En quoi l’eau peut-elle être conçue comme un bien commun ? En partant de la faculté de l’eau à mettre en rapport des individus et des territoires, cet essai caractérise différentes formes de communalité formées par et autour de l’eau.
Introduction
Le concept de bien commun est omniprésent dans le discours contemporain sur l’eau. Il est mobilisé aussi bien dans des appels consensuels à la préservation d’une ressource vitale que pour penser des alternatives au modèle gestionnaire libéral dominant (Cangelosi, 2012). Pour mieux comprendre ce qui se joue autour de ce concept très « malléable » (Broca, 2016), on propose ici de partir de la faculté générale de l’eau à interconnecter des individus, des groupes sociaux et des territoires (Molle, 2012), réunis dans ce qu’on peut qualifier d’agencements ou de collectifs hydrosociaux.

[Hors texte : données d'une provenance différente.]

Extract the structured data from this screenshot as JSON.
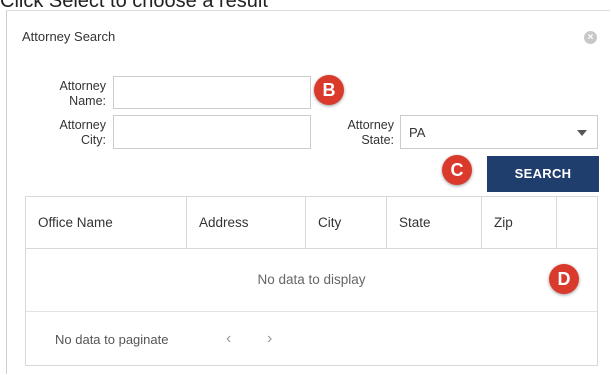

Pour désigner cette faculté d’interconnexion et le type de collectif qui en résulte, nous proposons de recourir au terme de communalité, qui est utilisé aujourd’hui dans le discours juridique pour envisager la part de commun d’un bien. Comme nous le verrons, cette communalité peut être d’origine matérielle (car l’eau s’écoule), fonctionnelle (car elle est une ressource aux multiples usages) et normative (car elle est l’objet d’investissements juridiques ou politiques). Nous pensons que ce détour peut permettre à « l’eau bien commun » de ne pas rester à un slogan passe-partout, mais de contribuer à des transformations plus effectives des relations que nous entretenons avec l’eau.
Le cas français étudié ici montre que la situation de communalité précède les mobilisations actuelles autour du thème de l’eau bien commun, qu’elle contient des dimensions coopératives mais également conflictuelles et qu’elle est autant une affaire d’État que de mobilisations sociales. Enfin, l’exemple de l’eau peut contribuer efficacement à forger un imaginaire post-individualiste adapté aux défis écologiques actuels.